One potential problem with San Francisco’s new paid leave measure is the fact that, unlike most paid leave laws in the U.S., it’s partially funded by employers. California offers its workers 55 percent of their wages for six weeks after the birth of a child, for which the payments come from the employees paychecks’. In San Francisco, the remaining 45 percent will be paid for by employers, which increases opposition from business owners. Since San Francisco is a predominantly liberal city, it’s not surprising that the measure was widely supported, the only opposition coming from a Small Business Commission, which argued that paid leave should be dealt with at a state or federal level instead. It’s unlikely for such measures to be passed so swiftly and smoothly across the U.S., especially if they are funded by employers, which will create the misconception that paid leave benefits workers at the expense of businesses, and is overall, detrimental to businesses. In reality, paid leave increases the likelihood of women returning to work after giving birth. Although this may seem counter-intuitive, women who are forced to return to work soon after giving birth often choose to quit instead because they cannot afford a nanny or because they feel too keenly the pressures of an inflexible unaccommodating workplace. It also increases employee productivity after parents return to work, and the health of both mother and baby, facts which benefit both employees and employers.

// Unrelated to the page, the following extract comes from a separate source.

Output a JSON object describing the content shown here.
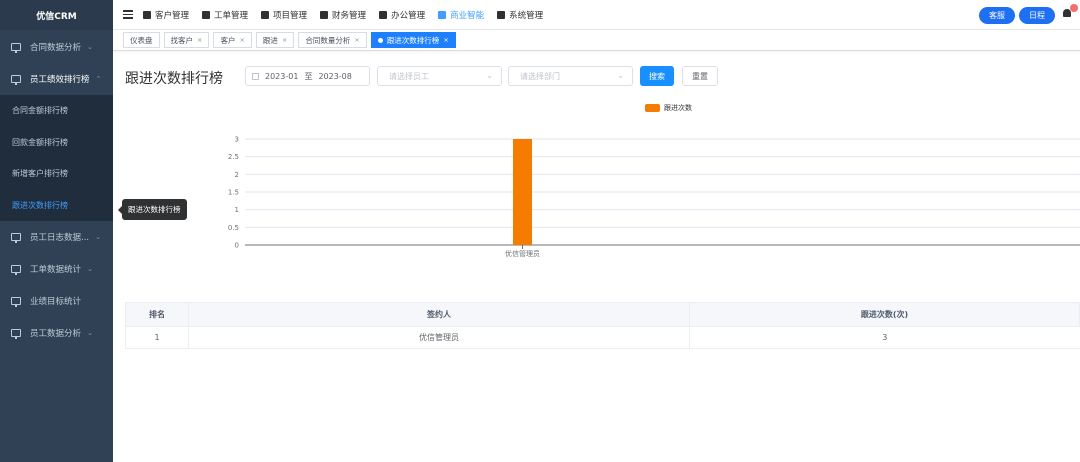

Now that San Francisco has fully paid leave, it is ahead of the rest of the country, whose abysmal state of paid family leave lags far behind the rest of the developed world. The United States is the only major industrialized nation without federally mandated paid leave laws. In the U.S., many of those who are eligible for the Family and Medical Leave Act cannot afford to take the leave because it’s unpaid. Even in California, only 25 to 40 percent of eligible workers have taken advantage of its paid leave laws. While some of this can be attributed to lack of information and knowledge of the policies, many who are aware of the opportunity to take paid leave will not, because California only pays a portion of wages.

As a whole, U.S. family leave is outdated and has not adapted sufficiently to evolving economic stresses and family structures in the labor force. In the U.S., nearly half of all workers do not have any access to paid leave, partial or full. Despite its flaws, San Francisco has set a standard in labor policy for the rest of the U.S. to aspire to.